MERIP on Egyptian workers' strikes
Our friends Joel Beinin and Hossam el-Hamalawy have a MERIP piece on the recent strikes in Egypt, looking at some of the biggest strikes of recent months, the workers' fight against union bureaucracy, and the historical context of the Egyptian labor movement. It's a long piece with many interesting subsections, so I will just post the conclusion here:
The regime is especially wary of the Mahalla workers’ challenge to the leadership of the General Federation of Egyptian Trade Unions, because the federation is its primary means of mobilizing support in the street. The “National Democratic Party supporters” bussed to provincial polling places to stuff ballot boxes during the November 2005 parliamentary elections were mainly miserably paid public-sector workers, rounded up by NDP-affiliated union bureaucrats. Labor bosses also turn out the “spontaneous” cheering crowds who greet presidential visits to outlying towns and “mass demonstrations” like the regime-approved protest against the Iraq war in Cairo Stadium in February 2003. In the past, the General Federation (together with the Arab Socialist Union, the NDP’s predecessor) supplied the foot soldiers for the “mass” pro-Nasser gatherings following Egypt’s defeat in the 1967 war, and the “popular” rallies against the January 1977 “bread intifada.”Read the whole thing.

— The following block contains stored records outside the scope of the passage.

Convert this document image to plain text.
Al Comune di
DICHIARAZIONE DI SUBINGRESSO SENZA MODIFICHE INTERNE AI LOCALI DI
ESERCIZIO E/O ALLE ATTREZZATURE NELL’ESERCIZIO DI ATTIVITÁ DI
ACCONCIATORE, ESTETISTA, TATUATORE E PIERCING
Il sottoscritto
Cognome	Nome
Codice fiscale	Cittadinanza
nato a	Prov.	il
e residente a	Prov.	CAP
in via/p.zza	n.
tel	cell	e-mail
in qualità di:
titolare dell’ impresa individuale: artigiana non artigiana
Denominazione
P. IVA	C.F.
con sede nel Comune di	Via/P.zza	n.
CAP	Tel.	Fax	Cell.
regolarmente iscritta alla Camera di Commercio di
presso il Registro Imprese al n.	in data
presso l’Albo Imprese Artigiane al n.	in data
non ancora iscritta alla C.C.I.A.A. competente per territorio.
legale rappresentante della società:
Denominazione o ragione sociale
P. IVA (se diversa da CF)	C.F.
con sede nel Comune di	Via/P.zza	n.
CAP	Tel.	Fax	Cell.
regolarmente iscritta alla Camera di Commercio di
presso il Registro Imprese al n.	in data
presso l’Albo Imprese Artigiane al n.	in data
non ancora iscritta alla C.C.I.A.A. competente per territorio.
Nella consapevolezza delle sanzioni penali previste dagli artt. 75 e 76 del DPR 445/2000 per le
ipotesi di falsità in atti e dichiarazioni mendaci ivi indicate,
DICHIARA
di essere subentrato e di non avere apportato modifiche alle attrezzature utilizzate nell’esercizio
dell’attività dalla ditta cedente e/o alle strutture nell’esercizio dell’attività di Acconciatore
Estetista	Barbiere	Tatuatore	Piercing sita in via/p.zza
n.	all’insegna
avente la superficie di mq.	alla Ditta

In public meetings and private interviews, labor activists and strike leaders in the textile and railway sectors frequently mention the phrase “independent parallel national labor union.” Various leftist organizations are talking about building such a thing: the Trotskyist Revolutionary Socialists, the Nasserist Karama Party, the remnants of the Egyptian Communist Party, the People’s Socialist Party, the Center for Trade Union and Workers’ Rights, and the Workers’ Coordination Committee. (Nearly absent from these deliberations is the “legal left” Tagammu‘ Party.) As of yet, however, there are no concrete plans.
The success of such endeavors will depend on whether industrial militancy is sustained, whether political activists can intervene in the strikes and whether workers can establish effective coordination among themselves. It will also depend on whether the Misr Spinning and Weaving workers indeed manage to withdraw from their government-dominated union. If they do score a victory against the union bureaucracy, other workers will be encouraged to emulate them. It is no secret that there is tremendous frustration with union leaders among the rank and file in the railways and other sectors.
Because of the high price of oil and receipts from the sale of public-sector firms, the government has significant cash reserves and can afford to meet workers’ bread-and-butter demands. It has done so in the hopes that workers will return complacent to their jobs. But some workers, and it is not yet clear how many, have begun to connect their thin wallets with broader political and economic circumstances -- the entrenchment of autocracy, widespread government incompetence and corruption, the regime’s subservience to the United States and its inability to offer meaningful support for the Palestinian people or meaningful opposition to the war in Iraq, high unemployment and the painfully obvious gap between rich and poor. Many Egyptians have begun to speak openly about the need for real change. Public-sector workers are well-positioned to play a role if they can organize themselves on a national basis.